When completed in 2028, the palace would house culture and history projects, under the plan. But first, the lower house of parliament and the Senate need to approve the project.

Built in 1661, the palace was repeatedly redesigned and served various purposes. In 1930-37 it housed the Polish Armed Forces' Cipher Office where in 1932 three mathematicians, Marian Rejewski, Jerzy Rozycki and Henryk Zygalski, cracked the Enigma encoding machine. This laid the foundations for the wartime breaking of its codes in Britain, which greatly assisted the Allies' war effort by allowing them to read top-secret German communications.

During the war, the German Wehrmacht had its headquarters at the Saski, or Saxon, Palace. Nazi troops blew it up in December 1944, while destroying Warsaw after a dramatic, failed uprising by the Polish resistance movement in which some 200,000 residents and fighters were killed.

Today, only the central colonnade remains that contains the Tomb of the Unknown Soldier, where visiting foreign leaders lay wreaths.

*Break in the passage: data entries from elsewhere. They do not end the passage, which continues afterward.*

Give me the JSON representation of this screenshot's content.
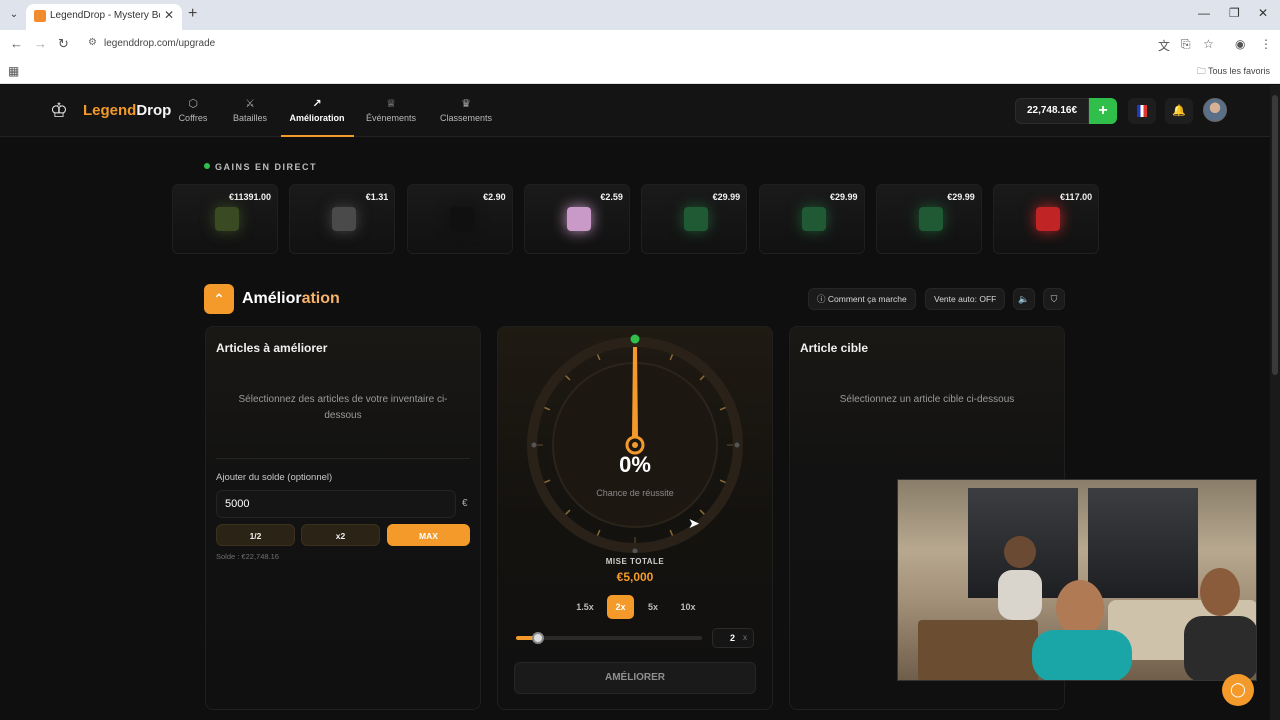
{
  "browser": {
    "tab_title": "LegendDrop - Mystery Boxes &",
    "url": "legenddrop.com/upgrade",
    "bookmarks_folder": "Tous les favoris"
  },
  "header": {
    "logo_part1": "Legend",
    "logo_part2": "Drop",
    "nav": [
      {
        "label": "Coffres",
        "icon": "box-icon"
      },
      {
        "label": "Batailles",
        "icon": "swords-icon"
      },
      {
        "label": "Amélioration",
        "icon": "trend-up-icon",
        "active": true
      },
      {
        "label": "Événements",
        "icon": "trophy-icon"
      },
      {
        "label": "Classements",
        "icon": "crown-icon"
      }
    ],
    "balance": "22,748.16€",
    "deposit_label": "+"
  },
  "live": {
    "title": "GAINS EN DIRECT",
    "drops": [
      {
        "price": "€11391.00",
        "color": "#3a4a22"
      },
      {
        "price": "€1.31",
        "color": "#4a4a4a"
      },
      {
        "price": "€2.90",
        "color": "#101010"
      },
      {
        "price": "€2.59",
        "color": "#c99ac7"
      },
      {
        "price": "€29.99",
        "color": "#1f5a34"
      },
      {
        "price": "€29.99",
        "color": "#1f5a34"
      },
      {
        "price": "€29.99",
        "color": "#1f5a34"
      },
      {
        "price": "€117.00",
        "color": "#c02424"
      }
    ]
  },
  "section": {
    "title_a": "Amélior",
    "title_b": "ation",
    "how_it_works": "Comment ça marche",
    "auto_sell": "Vente auto: OFF"
  },
  "left_panel": {
    "title": "Articles à améliorer",
    "hint": "Sélectionnez des articles de votre inventaire ci-dessous",
    "balance_label": "Ajouter du solde (optionnel)",
    "amount": "5000",
    "currency": "€",
    "half_label": "1/2",
    "double_label": "x2",
    "max_label": "MAX",
    "solde": "Solde : €22,748.16"
  },
  "center_panel": {
    "percent": "0%",
    "chance_label": "Chance de réussite",
    "mise_label": "MISE TOTALE",
    "mise_value": "€5,000",
    "multipliers": [
      "1.5x",
      "2x",
      "5x",
      "10x"
    ],
    "active_multiplier": "2x",
    "multiplier_value": "2",
    "multiplier_suffix": "x",
    "slider_level": 0.12,
    "upgrade_button": "AMÉLIORER"
  },
  "right_panel": {
    "title": "Article cible",
    "hint": "Sélectionnez un article cible ci-dessous"
  },
  "colors": {
    "accent": "#f39a2b",
    "success": "#2fbf4a",
    "background": "#0f0f10"
  }
}
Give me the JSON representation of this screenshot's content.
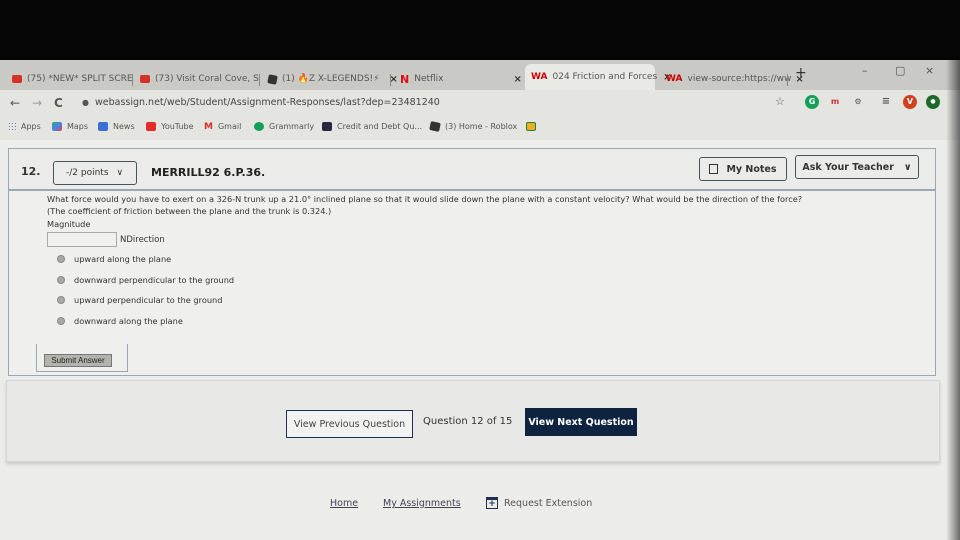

The laborious rebuilding of Warsaw from ruins, street by street, started right after the war, under the imposed communist government, with the focus on housing, but also of some landmarks. In 1984, the 14th century Royal Castle, reconstructed thanks to funds from a nationwide collection, was opened to visitors.

Plans to have the Saski Palace rebuilt have been made ever since the war’s end and most recently in the early 2000s, when its foundations and some other elements were uncovered. The plan was scrapped among expected high costs, and also because experts said the old foundations were too weak to be built on.